Come esempio di cliente ideale dal punto di vista del profilo dei consumi, diversi operatori sentiti citano i supermercati. Anche le dimensioni sono importanti: “meglio impianti di qualche centinaio di kW”, secondo Simoni. Ma del cliente, oltre che l’aspetto energetico, nei SEU è fondamentale valutare quello economico: bisogna che l’attività alla quale si vende l’energia garantisca una certa stabilità finanziaria e abbia il merito creditizio per accedere ad eventuali finanziamenti.

“Il fotovoltaico con i SEU – è il paragone che fa Pacchione – diventa simile al leasing delle auto o al mercato delle macchinette del caffè installate presso terzi: si fornisce un servizio e al centro del business plan ora c’è il cliente”.

Dunque un modello di business molto più complesso di quelli cui il settore era stato abituato finora. “L’ostacolo più grande è quello della finanziabilità, che dipende dalla qualità del credito del cliente; un problema che in questo periodo è aggravato dalla stretta creditizia”, osserva Simoni. “Quando le regole saranno chiare e i vantaggi evidenti arriveranno anche i finanziamenti delle banche”, è il commento più ottimista di Natalizia.

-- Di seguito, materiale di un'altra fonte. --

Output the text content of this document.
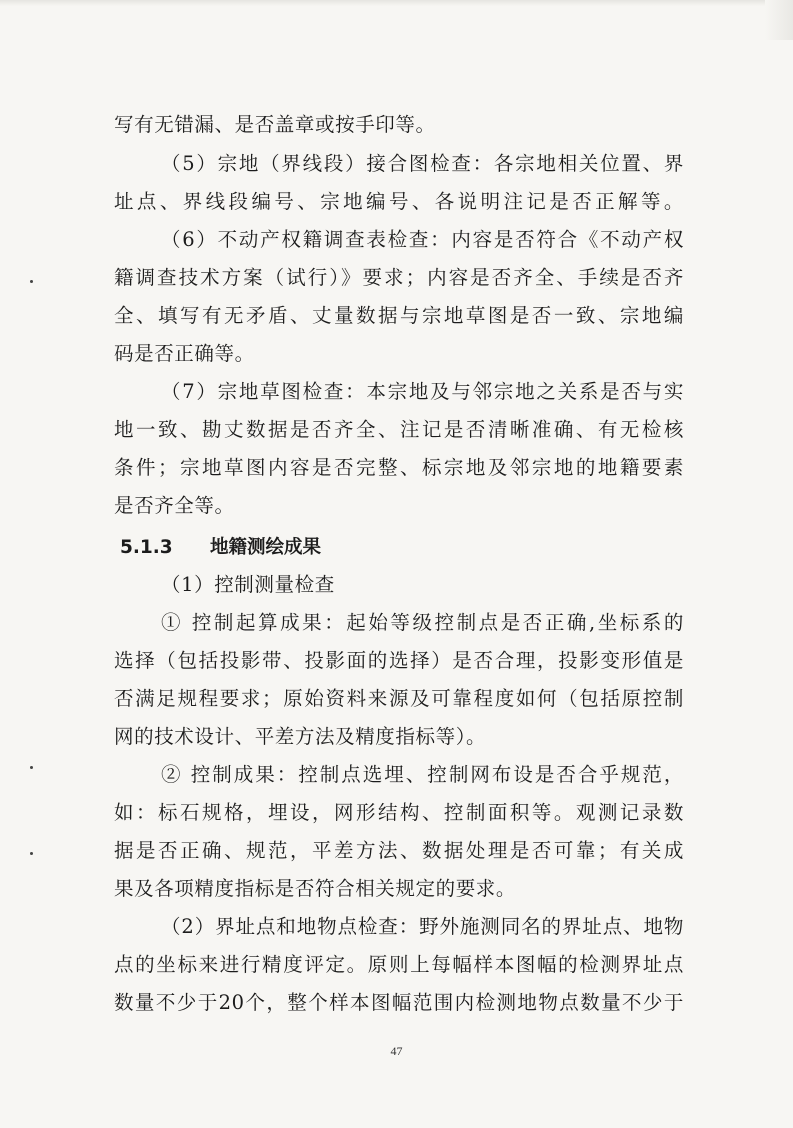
写有无错漏、是否盖章或按手印等。
（5）宗地（界线段）接合图检查：各宗地相关位置、界
址点、界线段编号、宗地编号、各说明注记是否正解等。
（6）不动产权籍调查表检查：内容是否符合《不动产权
籍调查技术方案（试行）》要求；内容是否齐全、手续是否齐
全、填写有无矛盾、丈量数据与宗地草图是否一致、宗地编
码是否正确等。
（7）宗地草图检查：本宗地及与邻宗地之关系是否与实
地一致、勘丈数据是否齐全、注记是否清晰准确、有无检核
条件；宗地草图内容是否完整、标宗地及邻宗地的地籍要素
是否齐全等。
5.1.3 地籍测绘成果
（1）控制测量检查
① 控制起算成果：起始等级控制点是否正确,坐标系的
选择（包括投影带、投影面的选择）是否合理，投影变形值是
否满足规程要求；原始资料来源及可靠程度如何（包括原控制
网的技术设计、平差方法及精度指标等）。
② 控制成果：控制点选埋、控制网布设是否合乎规范，
如：标石规格，埋设，网形结构、控制面积等。观测记录数
据是否正确、规范，平差方法、数据处理是否可靠；有关成
果及各项精度指标是否符合相关规定的要求。
（2）界址点和地物点检查：野外施测同名的界址点、地物
点的坐标来进行精度评定。原则上每幅样本图幅的检测界址点
数量不少于20个，整个样本图幅范围内检测地物点数量不少于
47
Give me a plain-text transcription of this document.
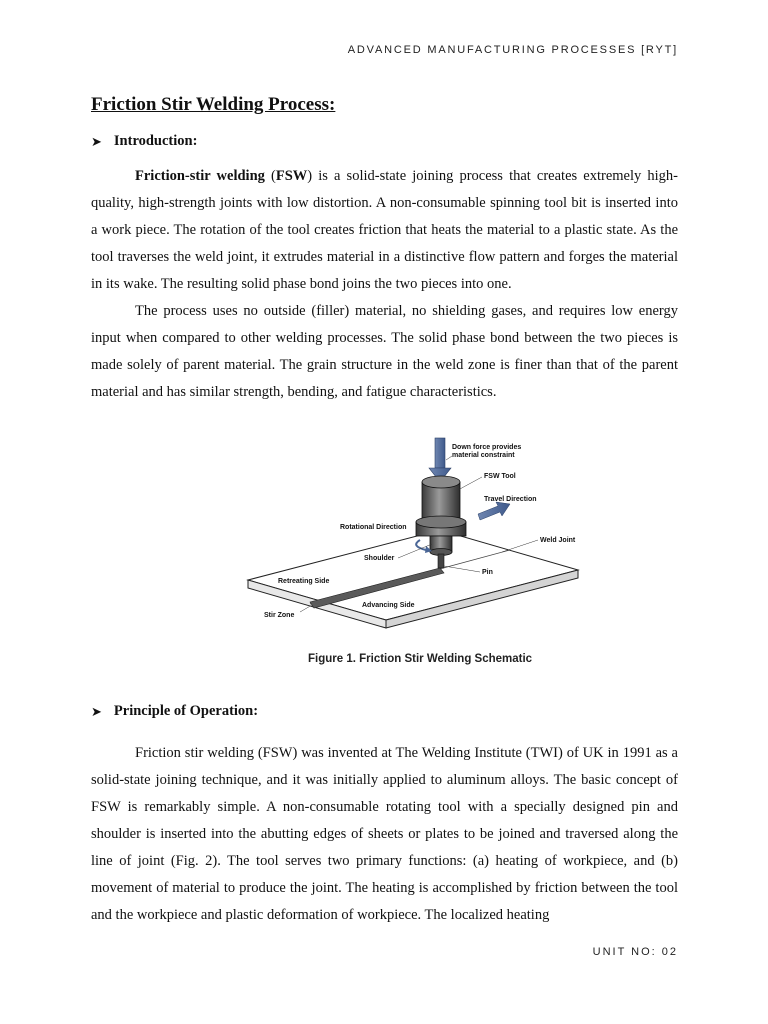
ADVANCED MANUFACTURING PROCESSES [RYT]
Friction Stir Welding Process:
➤ Introduction:

Friction-stir welding (FSW) is a solid-state joining process that creates extremely high-quality, high-strength joints with low distortion. A non-consumable spinning tool bit is inserted into a work piece. The rotation of the tool creates friction that heats the material to a plastic state. As the tool traverses the weld joint, it extrudes material in a distinctive flow pattern and forges the material in its wake. The resulting solid phase bond joins the two pieces into one.

The process uses no outside (filler) material, no shielding gases, and requires low energy input when compared to other welding processes. The solid phase bond between the two pieces is made solely of parent material. The grain structure in the weld zone is finer than that of the parent material and has similar strength, bending, and fatigue characteristics.

Down force provides
material constraint
FSW Tool
Travel Direction
Rotational Direction
Weld Joint
Shoulder
Pin
Retreating Side
Advancing Side
Stir Zone
Figure 1. Friction Stir Welding Schematic
➤ Principle of Operation:

Friction stir welding (FSW) was invented at The Welding Institute (TWI) of UK in 1991 as a solid-state joining technique, and it was initially applied to aluminum alloys. The basic concept of FSW is remarkably simple. A non-consumable rotating tool with a specially designed pin and shoulder is inserted into the abutting edges of sheets or plates to be joined and traversed along the line of joint (Fig. 2). The tool serves two primary functions: (a) heating of workpiece, and (b) movement of material to produce the joint. The heating is accomplished by friction between the tool and the workpiece and plastic deformation of workpiece. The localized heating

UNIT NO: 02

Certo quello dei SEU che si sta aprendo non sarà un mercato per tutti. “Chi fa fotovoltaico, se vuole continuare a farlo nei SEU deve essere un po’ energy manager e operare a 360 gradi sulle varie tecnologie, ma soprattutto avere anche competenze economiche”, osserva Pacchione. Gli fa eco Simoni: “Diventa fondamentale aggregare competenze diverse: lo sviluppatore deve essere molto professionale, deve gestire bolletta e profili di consumo ma deve anche capirne di economia, per valutare la stabilità finanziaria del cliente. Infine, determinante per distinguere le aziende che ce la faranno da quelle che non ce la faranno è la disponibilità finanziaria”.

Insomma, non sarà per nulla facile, ma l’ottimismo non manca: “Alle difficoltà nell’accesso al credito si associano prezzi che, per effetto della disputa doganale tra UE e Cina, sono più alti di un anno fa – commenta Pacchione – il settore è stato massacrato, molte aziende non sopravviveranno, ma sul medio-lungo termine i modelli di business legati al fotovoltaico in autoconsumo non possono che avere successo”.